The drive-in area for the building was covered by part of the second story. At the outside edge of that was reserved parking for bank VIPs and then a high protective concrete wall. Charlie pushed the trolley to the alley, rounded that end wall, passed the dumpster and the parking indentation for the first residence behind the bank building, and then the wall dividing it from Mrs. Humphrys' parking area and garage. She stopped and leaned over to look in the canvas bag. “Do you want me to throw you up in the bushes now?”

Having received permission to leave the trolley in the care of Dalrymple, who was studying the bushes, Charlie hurried back to the office, thinking one day could hold no more surprises for her and her stomach than this one had already. She was wrong.

Larry held up one of Gloria's phones as she stepped through the public door. “It's your mother.”

“Oh shit.”

“Thought you gave up swearing because of Libby.”

“I'll take it at my desk.”

“Libby says you're sick enough to vomit blood,” Charlie's mother bellowed from Boulder. A smoker's voice like Mary Ann Leffler's. “Libby says you're going to a party with some jerk named Ed. How can you get to be over thirty and not learn any better than that?”

“Edwina, what do you two do, call each other every day after school?”

“She calls collect only when she needs me.

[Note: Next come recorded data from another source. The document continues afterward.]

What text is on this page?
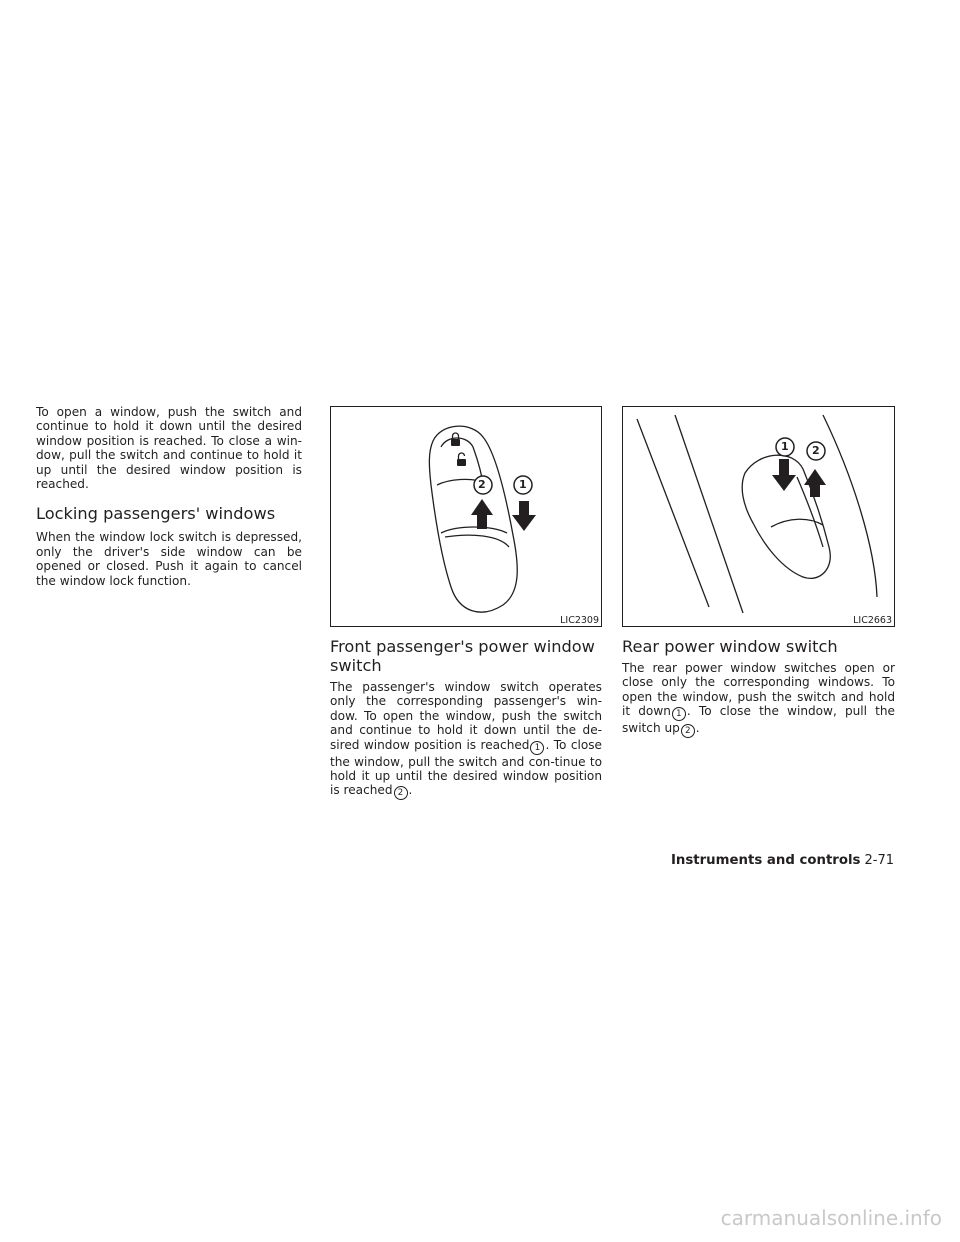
To open a window, push the switch and continue to hold it down until the desired window position is reached. To close a win-dow, pull the switch and continue to hold it up until the desired window position is reached.

Locking passengers' windows

When the window lock switch is depressed, only the driver's side window can be opened or closed. Push it again to cancel the window lock function.

2	1
LIC2309
Front passenger's power window
switch

The passenger's window switch operates only the corresponding passenger's win-dow. To open the window, push the switch and continue to hold it down until the de-sired window position is reached 1 . To close the window, pull the switch and con-tinue to hold it up until the desired window position is reached 2 .

1 2
LIC2663
Rear power window switch

The rear power window switches open or close only the corresponding windows. To open the window, push the switch and hold it down 1 . To close the window, pull the switch up 2 .

Instruments and controls 2-71
carmanualsonline.info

You never call at all.”

“Where are you? Are you home from the University already?” Charlie's mother was a professor of biology at the University of Colorado.

“Down with the flu. Didn't go in today.”

“Well, see?” Charlie said. “You get sick, too.”

“I'm
not
vomiting blood. I'm
not
at work. And I'm
not
going to party tonight.”

The conversation went downhill from there, with Edwina ordering her daughter to stay away from coffee and booze until she'd seen Dr. Williams the next day, and left her with the usual guilt load.

She'd no more than slipped out of her pumps and queried Mom and Pop's homemade chicken noodle soup for forthcoming opinions than Maurice startled her by knocking on the doorjamb.

“Hi, sweetie, how're you feeling?”

“Oh Maurice.” Charlie was soon in tears, snuggled against him on the office couch, telling him all about her stomach cancer. And she, a single mother. And Libby would have to go live with Edwina, who never understood a teenager sixteen years ago let alone now. “Teenagers have come a long ways since then. Maurice, did you ever throw up blood? When you thought you might have an ulcer?”

“I vomited something dark once I could have sworn was blood because I hadn't eaten anything dark. But it turned out I wasn't bleeding, so—Dr. Williams is good, Charlie, trust me and trust him. Just stay away from diet soda, chili peppers, raw veggies, coffee, and booze until after you've talked to him.”